La historia oficial llama “reyes de España” a los reyes godos y cuenta el primero a Ataulfo. Sin embargo, los jefes tribales y reyes godos se consideraron a sí mismos “reyes del reino godo de Toledo”. Fueron los Emires y Califas los primeros en ser considerados y aceptados “reyes de Hispania”, como figura en las monedas de la época conservadas. Eso se oculta, como tantas verdades de la historia de España. Pues hace tiempo, las autoridades de Cadrete, una población cercana a Zaragoza, azuzadas por el único concejal ultra abascaliano, llevan tiempo queriendo ocultar el busto del gran Abderramán III, fundador de la ciudad y de su castillo.
La primera vez que hubimos de ocuparnos de este lugar hoy alejado, entonces lejano, fue para denunciar el abandono a que el Ayuntamiento anterior había sometido el busto de Abderramán, realizado por el escultor Fernando Ortiz Villarroya y donado al Ayuntamiento —por cierto todavía con alcalde democrático y sin fobia a lo que los actuales consideran “moros”, gentilicio solo correcto para los nacidos o habitantes en la “Mauritania Tingitana” del imperio romano (hoy El Rif)—. En aquella ocasión le pedimos a la alcaldesa donara la estatua a cualquiera de las ochocientas poblaciones de Andalucía, dónde estaríamos encantados de guardar el recuerdo del gran cordobés “Rex Hispaniae”.

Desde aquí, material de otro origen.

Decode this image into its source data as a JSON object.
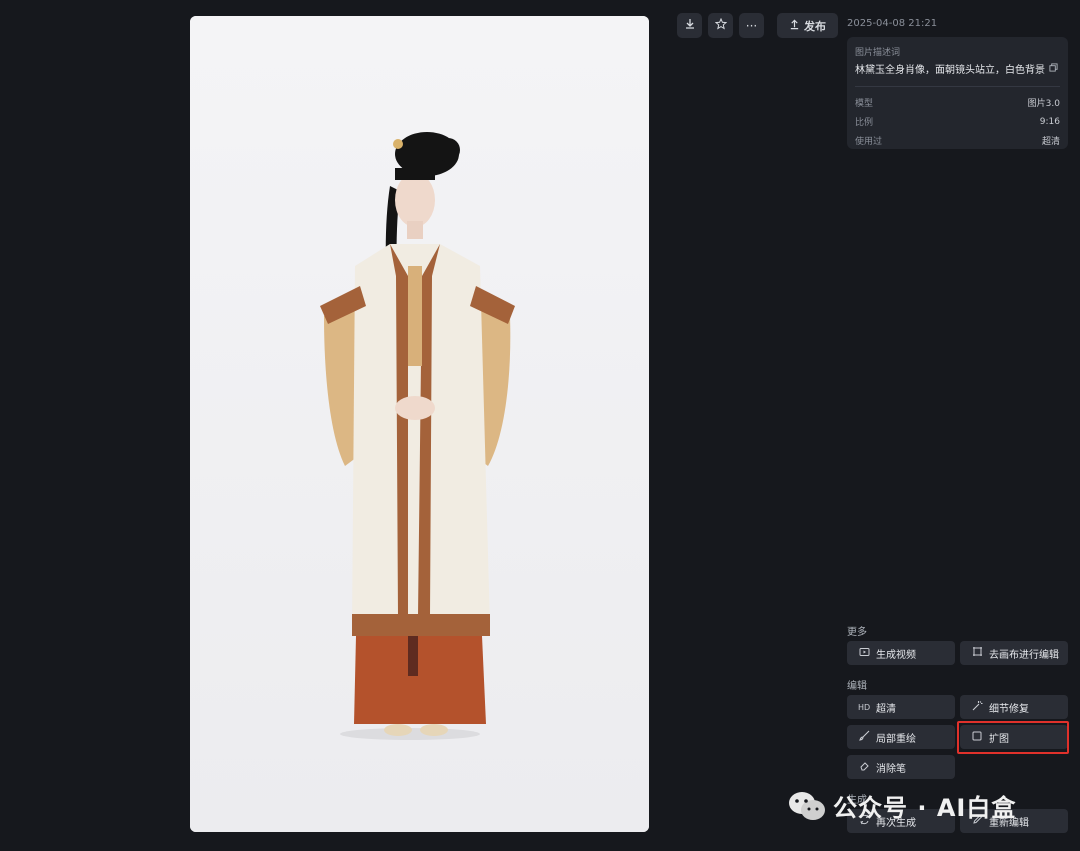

Con su pasión forzada por rendir culto simultáneo a Dios y al diablo, el ayuntamiento prefiere mantenerla en el pueblo, pero no en la plaza, a la vista y disfrute de todo el mundo dónde estuvo desde que el artista la regaló al pueblo, sino en el castillo. Primero en el Ayuntamiento, olvidada en un rincón. Ahora en la fortaleza construida por orden suya para la defensa de Cadrete y de Zaragoza, en un vértice de la torre, construcción de 25-30 metros cuadrados, muros incluidos, único vestigio actualmente en pie de lo que, siendo solo una construcción defensiva, por lo tanto, de tamaño reducido, debe guardar bajo su suelo vestigios arqueológicos de alto valor, como otras muchas construcciones de hace más de ochocientos años. Pero, por suerte, para esas otras, no sufren como esta la fobia racista del abascalismo; para los racistas, mucho más importante que el valor histórico, artístico y suele ser también económico, de la segura utilidad enterrada y, por tanto, a descubrir. De todas formas, da igual: enterrada o visible, aquello “no es cristiano” (como dijo un día de Séneca un ministro) y es mejor mantenerlo bajo tierra. Es mejor que la gente ignore un pasado que tendría sus luces y sus sombras, como todas, unas más sombras que otras, pero siempre con valores incontestables, especialmente en este caso por ser quien fue y como fue la figura de Abderramán III. Un rey enérgico, capaz de generar prosperidad y mantener un reino al mismo tiempo próspero, poderoso y culto.
(Anda. Si a lo mejor es eso precisamente lo que más duele al voxerismo)
Esa es la importancia que tiene para algunos la historia, la cultura, la riqueza cultural de un pueblo, que la cultura también es riqueza. Doble. Por cultural y por sus posibles rendimientos. Ah, pero esos rendimientos son “dignos” de ser enterrados con los restos posibles bajo el castillo, si pueden ser capaces de descubrir la historia y la cultura. Las de verdad. Si acaso, ceder lo mínimo: por ejemplo, uno, todo lo más, dos días de visita en semana a una obra de arte expuesta —si eso se puede llamar exponer— en un vértice, un rincón de un torreón sin iluminación adecuada.
Este es el valor que tienen la historia, la cultura y la economía de España para el “españolismo de pandereta”, el españolismo de pulsera y verborrea y ocultación continua y permanente, para dejar a la vista tan solo la historia opaca y pacata contenida en sus ínfimos presupuestos culturales.